Ce que j’ai vraiment vu en testant quatre crémants de bourgogne sur une tablée en juin

juin 2, 2026

Le crémant de Bourgogne glaçait mes doigts quand j’ai posé la première bouteille de Maison Joseph Drouhin près des gougères. Depuis du côté de Beaune, je suis partie pour une soirée en Côte d'Or afin de comparer quatre bouteilles autour d’une table de huit, avec mon compagnon et sans enfants. Comme rédactrice culinaire freelance pour le magazine Le Meix Chapeau, j’ai surtout voulu juger la tenue du vin, pas la fiche de cave.

J’ai été convaincue très vite qu’un détail de service changeait tout.

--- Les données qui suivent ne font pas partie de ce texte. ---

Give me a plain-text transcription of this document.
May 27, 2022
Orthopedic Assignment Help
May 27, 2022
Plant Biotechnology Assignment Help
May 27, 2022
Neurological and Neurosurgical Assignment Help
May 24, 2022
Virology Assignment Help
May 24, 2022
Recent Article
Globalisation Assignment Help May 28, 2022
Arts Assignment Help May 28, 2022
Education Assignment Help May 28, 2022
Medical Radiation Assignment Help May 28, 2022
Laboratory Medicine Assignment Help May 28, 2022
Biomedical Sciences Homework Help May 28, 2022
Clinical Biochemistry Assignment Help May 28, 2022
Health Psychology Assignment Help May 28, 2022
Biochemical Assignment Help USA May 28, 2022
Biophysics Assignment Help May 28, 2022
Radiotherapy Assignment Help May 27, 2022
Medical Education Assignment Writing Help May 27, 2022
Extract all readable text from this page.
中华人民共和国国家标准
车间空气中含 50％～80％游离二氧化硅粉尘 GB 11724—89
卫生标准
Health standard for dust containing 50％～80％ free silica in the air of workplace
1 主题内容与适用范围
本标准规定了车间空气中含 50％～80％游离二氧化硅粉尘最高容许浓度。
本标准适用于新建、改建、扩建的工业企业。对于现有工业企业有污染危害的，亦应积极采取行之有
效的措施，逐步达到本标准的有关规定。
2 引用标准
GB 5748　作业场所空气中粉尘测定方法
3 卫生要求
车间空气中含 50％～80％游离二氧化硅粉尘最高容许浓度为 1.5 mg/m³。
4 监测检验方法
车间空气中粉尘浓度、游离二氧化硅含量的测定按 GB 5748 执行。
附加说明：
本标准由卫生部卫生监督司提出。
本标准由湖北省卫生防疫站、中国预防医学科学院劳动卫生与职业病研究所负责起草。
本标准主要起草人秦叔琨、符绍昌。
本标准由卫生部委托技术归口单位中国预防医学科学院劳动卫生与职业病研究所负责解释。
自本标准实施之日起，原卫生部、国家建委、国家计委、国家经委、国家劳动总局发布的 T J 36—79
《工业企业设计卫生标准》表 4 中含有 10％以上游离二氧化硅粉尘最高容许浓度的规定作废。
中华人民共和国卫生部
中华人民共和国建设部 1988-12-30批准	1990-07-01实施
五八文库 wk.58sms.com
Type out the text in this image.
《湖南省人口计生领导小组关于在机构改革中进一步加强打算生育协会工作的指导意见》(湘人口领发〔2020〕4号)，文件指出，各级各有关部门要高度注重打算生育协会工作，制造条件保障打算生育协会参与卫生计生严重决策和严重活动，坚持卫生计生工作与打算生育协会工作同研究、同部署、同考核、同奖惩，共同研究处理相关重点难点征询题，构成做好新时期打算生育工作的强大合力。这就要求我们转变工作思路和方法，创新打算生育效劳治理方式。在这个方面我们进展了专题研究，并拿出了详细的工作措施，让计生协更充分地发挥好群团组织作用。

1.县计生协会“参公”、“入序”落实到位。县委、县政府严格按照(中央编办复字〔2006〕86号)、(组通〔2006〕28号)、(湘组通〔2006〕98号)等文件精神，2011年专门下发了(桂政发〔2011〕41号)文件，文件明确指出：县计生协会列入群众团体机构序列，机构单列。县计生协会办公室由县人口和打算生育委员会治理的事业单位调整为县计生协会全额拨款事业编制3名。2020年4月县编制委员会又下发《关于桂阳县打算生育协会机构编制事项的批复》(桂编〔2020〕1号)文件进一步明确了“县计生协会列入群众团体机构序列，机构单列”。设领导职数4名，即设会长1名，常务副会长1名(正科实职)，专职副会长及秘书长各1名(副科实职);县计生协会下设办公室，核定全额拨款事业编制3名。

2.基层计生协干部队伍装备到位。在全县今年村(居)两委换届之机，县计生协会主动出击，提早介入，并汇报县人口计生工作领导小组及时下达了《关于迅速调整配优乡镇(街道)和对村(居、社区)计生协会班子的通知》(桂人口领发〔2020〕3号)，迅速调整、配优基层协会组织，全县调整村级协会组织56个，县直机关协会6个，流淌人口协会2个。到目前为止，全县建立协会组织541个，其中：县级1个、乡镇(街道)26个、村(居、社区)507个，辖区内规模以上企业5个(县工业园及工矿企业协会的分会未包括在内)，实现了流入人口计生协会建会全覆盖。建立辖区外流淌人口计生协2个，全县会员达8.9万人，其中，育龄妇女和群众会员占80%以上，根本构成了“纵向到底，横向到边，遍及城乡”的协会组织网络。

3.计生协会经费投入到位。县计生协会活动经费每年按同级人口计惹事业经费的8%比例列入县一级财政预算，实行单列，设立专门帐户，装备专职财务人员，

J’ai gardé deux bouteilles au frigo jusqu’au dernier moment, et j’en ai laissé deux à l’air libre pour voir leur réaction dans le verre. J’ai aussi noté mes impressions à la minute, avec mon diplôme en tourisme et patrimoine obtenu à Dijon en 2015, parce que je tiens beaucoup au cadre précis.

Comment j’ai organisé ce test en conditions réelles chez moi

J’ai installé la table un samedi de juin, dans ma pièce à vivre à 24 °C, avec un repas qui a duré 2 heures. J’ai servi le crémant à l’apéritif, puis j’ai enchaîné avec des plats légers, des gougères, du jambon persillé et des feuilletés. Comme rédactrice culinaire freelance pour le magazine Le Meix Chapeau, je regarde ce genre de table comme un terrain de service.

J’ai travaillé avec quatre bouteilles, dont une cuvée de Domaine Faiveley et une autre de Maison Joseph Drouhin. Deux sont sorties du frigo au dernier moment, vers 8 °C, juste avant le toast. Les deux autres sont restées sur le plan de travail à 22 °C, puis je les ai versées au fil du repas.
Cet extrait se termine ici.